Even the best and most striking street art can exist with almost no connection to the walls on which it appears. Some artists, however, take inspiration from the actual neighborhoods they use as their canvas—beautifying an area and revealing something essential about it at the same time. Here are some of the most neighborhood-friendly examples. Curated by Sebastian Buck of

Žilda, “Io Sono una Forza del Passato” (“I Am a Force of the Past”); Rome

(Pictured at top.) The Eternal City has been the set for countless films, often appearing more as a character than as a backdrop. Pasting cutouts of classic Roman cinema characters back into the Roman urban landscape, Žilda’s project brings these movies back to the city.


Steve Powers, “Love Letter”; Philadelphia

(Above.) Powers, who used to tag under the name ESPO, taught a group of Philadelphians the art of sign painting, and then set them loose on 50 walls alongside the city’s elevated trains. The signs spell out a love letter between paramours and between the community and the city itself.
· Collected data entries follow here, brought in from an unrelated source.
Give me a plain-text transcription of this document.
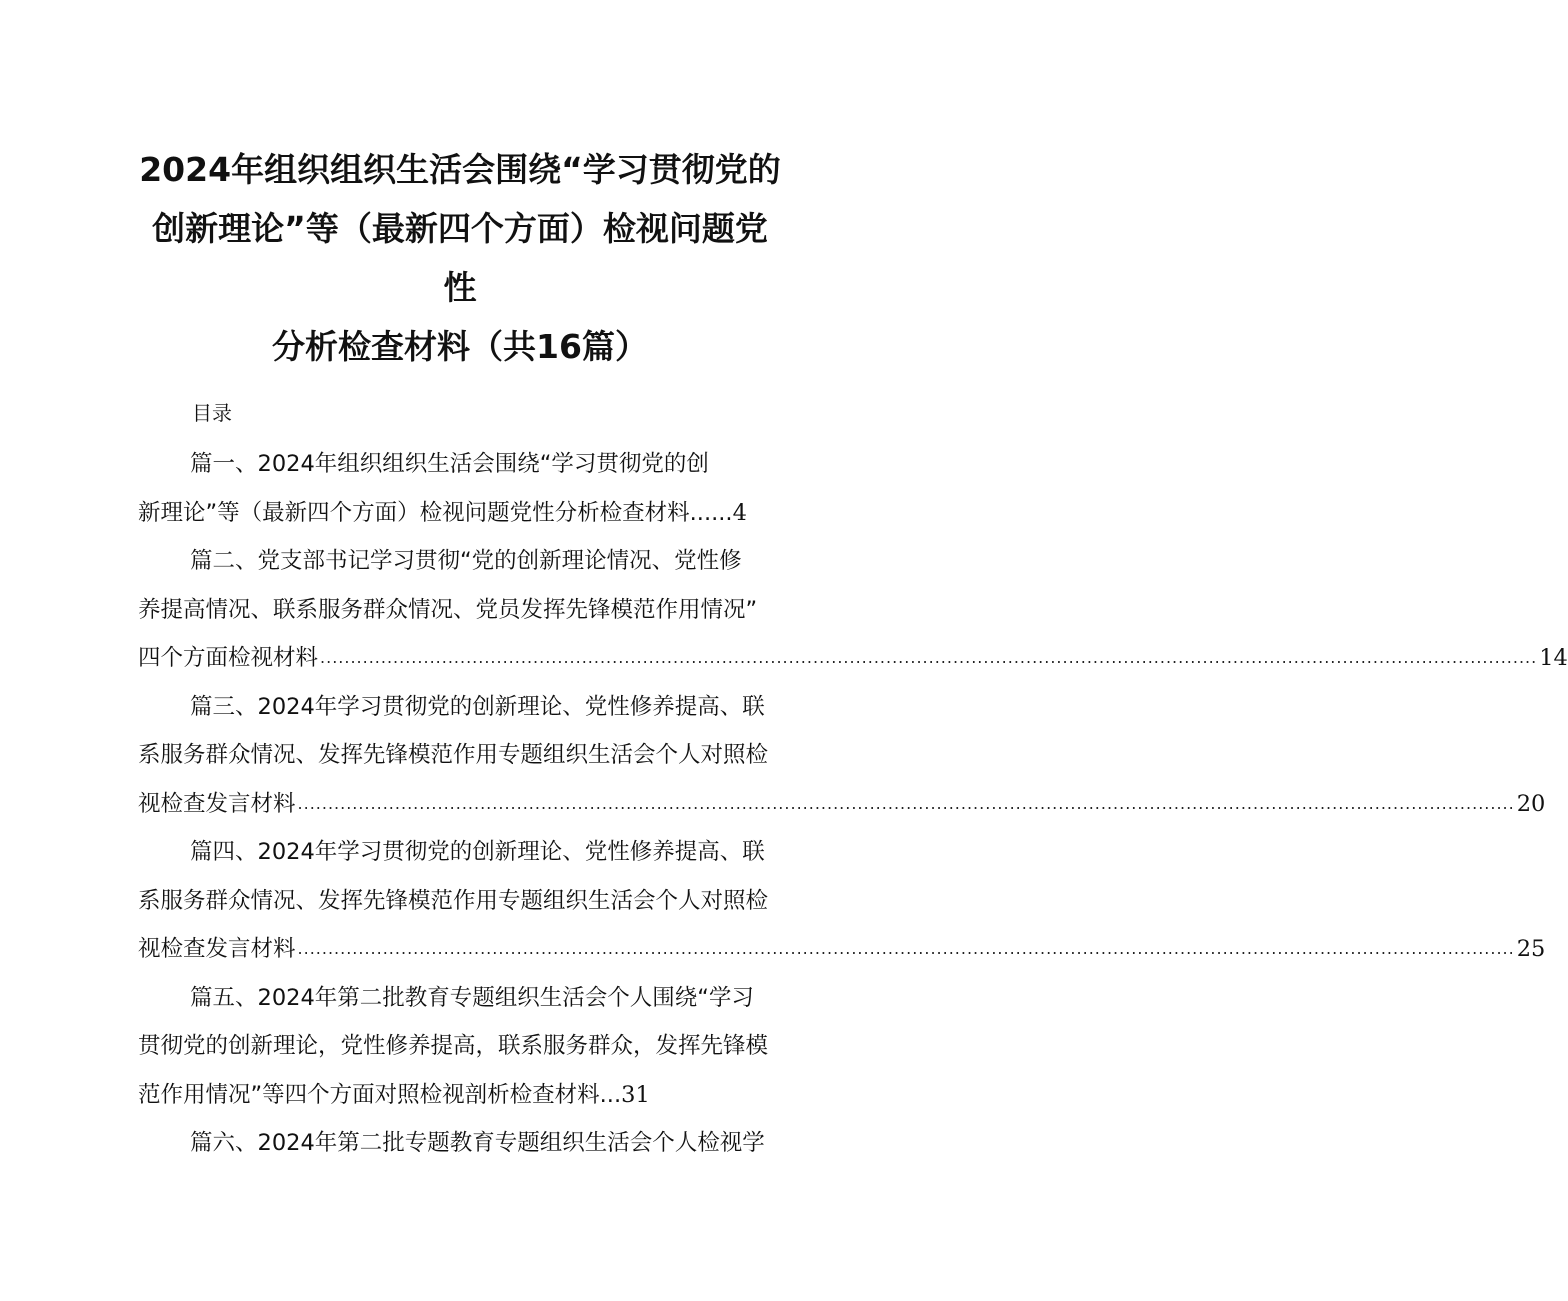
2024年组织组织生活会围绕“学习贯彻党的
创新理论”等（最新四个方面）检视问题党
性
分析检查材料（共16篇）
目录
篇一、2024年组织组织生活会围绕“学习贯彻党的创
新理论”等（最新四个方面）检视问题党性分析检查材料...... 4
篇二、党支部书记学习贯彻“党的创新理论情况、党性修
养提高情况、联系服务群众情况、党员发挥先锋模范作用情况”
四个方面检视材料 ........................................................................................................................................................................................................ 14
篇三、2024年学习贯彻党的创新理论、党性修养提高、联
系服务群众情况、发挥先锋模范作用专题组织生活会个人对照检
视检查发言材料 ........................................................................................................................................................................................................ 20
篇四、2024年学习贯彻党的创新理论、党性修养提高、联
系服务群众情况、发挥先锋模范作用专题组织生活会个人对照检
视检查发言材料 ........................................................................................................................................................................................................ 25
篇五、2024年第二批教育专题组织生活会个人围绕“学习
贯彻党的创新理论，党性修养提高，联系服务群众，发挥先锋模
范作用情况”等四个方面对照检视剖析检查材料... 31
篇六、2024年第二批专题教育专题组织生活会个人检视学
Luzinterruptus, “Tanta Policía, para tan Poca Gente…” (“A Lot of Policeman for So Few People…”); Madrid

(Above.) In protest of the number of police flooding the Malasaña district of Madrid, the local street artist collective Luzinterruptus decided to make it clear that the police had no reason to be paranoid. Adding homemade replicas of blue sirens to 50 cars in the neighborhood made it clear that the police presence was already sufficient.